Earlier this summer, I was sitting on my couch staring into the social media hellscape and wistfully remembering the old web; the web of personal web pages, blinking gifs, and half baked archives of humor and files. It was a different sort of web, one that existed to shout your interests into the void in the hope that someone might stumble upon them. The gifs blinked on into the night, and every now and then you would stumble upon a kindred spirit’s page. Even better, sometimes they would find your page and sign your guestbook!
Nowadays we don’t do that. We have stark, sanitary, and overly readable websites. They just don’t have the same spirit of the old ones. Worse, the people who once shared with each other are now yelling at each other on platforms that are literally designed to make them angrier with each passing day. What does the modern web get us but a feeling of haplessness? Why should I have acrimonious political debates with strangers about issues beyond our realm of influence? Worst of all, where are all the glorious background images?
So I decided to do a little bit of actual surfing. I pointed my browser away from the corporate websites and went looking for the time honored guide to all things cyberspace. That’s right, I went looking to see if there were any modern webrings! I found two almost right away, Hotline Webring and the Yesterweb Ring. There they were! The old kind of websites, and they were linking each other once more. I didn’t know if it was a revival, or maybe it was just I who had wandered away from my old web surfing ways. After a few happy hours of clicking, I decided it was probably a bit of both. A few holdouts were probably always out there, but I think there has been a resurgence of the old-web aesthetic and content.
As I browsed, I stumbled across web shrines, archives of original writing, and little animated construction workers letting me know that the sites were still under construction. A lot of them were even formatted to look like the old web. One site, Castle Cyberskull gave a name to this aesthetic. They called it “net deco.” I am not sure if that was original to this site, and I have not seen this term used anywhere else, but wow does it ever fit this era!

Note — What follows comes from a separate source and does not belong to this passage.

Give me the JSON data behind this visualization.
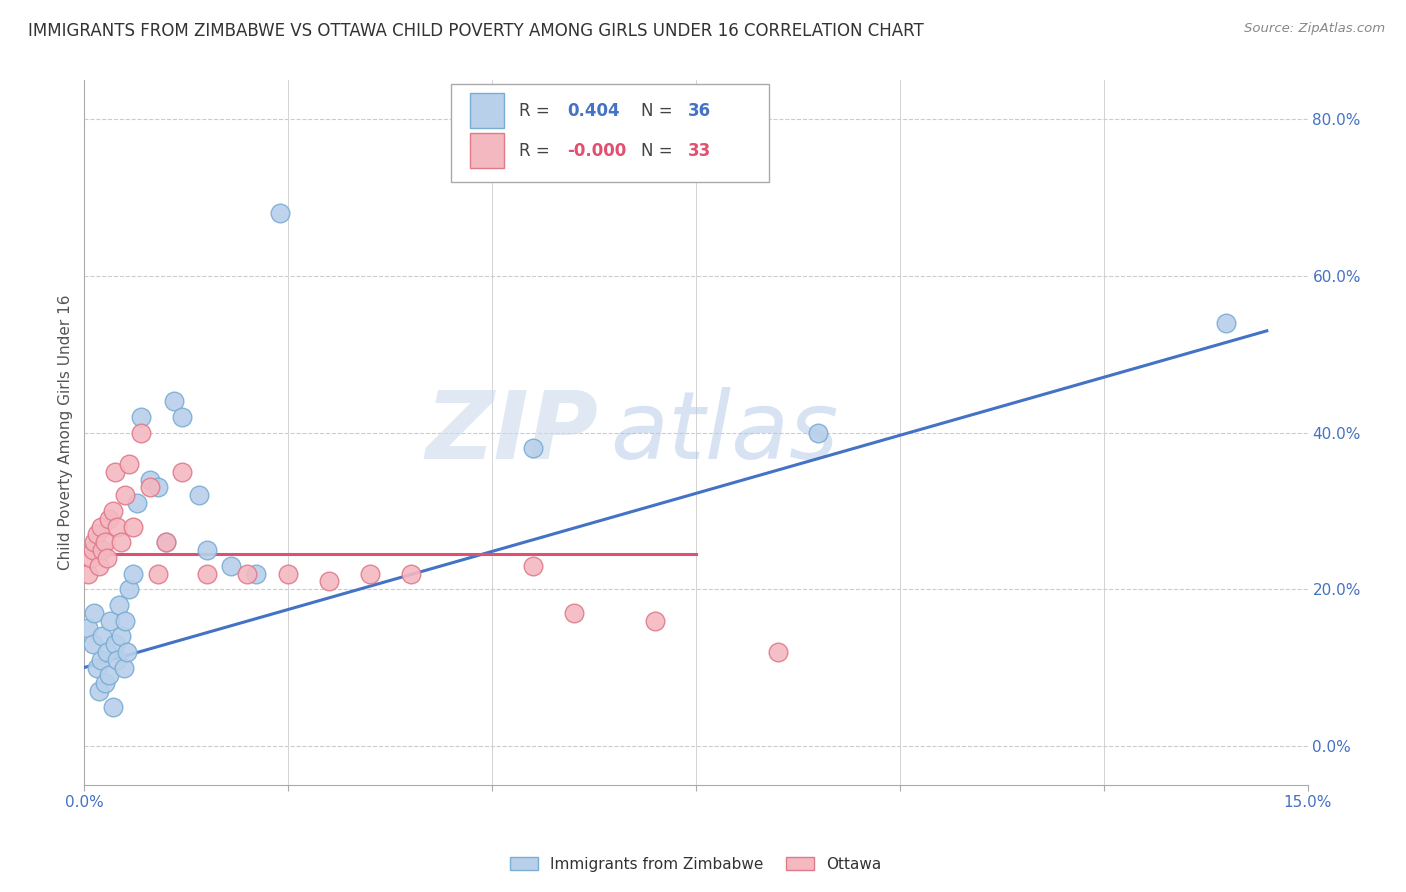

So now I had been reminded of what was lost, and I had found a webring. The next step was to participate! I decided that I would mine the old geocities sites and pull in the backgrounds and gifs I had once seen, some of which I had once used on my own personal homepage from back in the day. I searched sites like archive.org and their wonderful Way Back Machine. I went to geocities archives like oocities and Restorativland. Eventually, I had the raw materials, then came deciding what to do with them.
My first instinct was to build the sites like we did back in 90s. I would hand-code everything in html, and I would overuse tables. The downside, of course, is that a lot of what we did back then has been deprecated. Some of the tricks and special effects just do not work with modern browsers. So I reluctantly decided to use a little CSS and to use a template system through Jekyll. I did try to keep things somewhat old school though in that I am certain using tables in ways that would anger modern web developers!
So after settling on targeting modern browsers with a few modern techniques, I decided to stick to the blinking gifs to accomplish my look. They are just too much fun to leave out!
As for content, well that was always the hard part. I had a few floppy disks full of files I had pulled in off the web, mostly humor files and bomb-making recipes. I decided against publishing the dangerous stuff and dusted off my humor collection. I thought about linking to the sites that they came from, but alas they have gone dark. So I put them in a presentable form and put these old files here for you to enjoy. Lastly, I decided to write a mixture of blog posts and static pages.
So there it is, I will have new content on an old set of backgrounds. A mixture of a few web eras, to be sure, but much more than what the algorithmic stew would want from me.
I hope you enjoy my website, but most of all, I hope you make your own. It really is a lot of fun!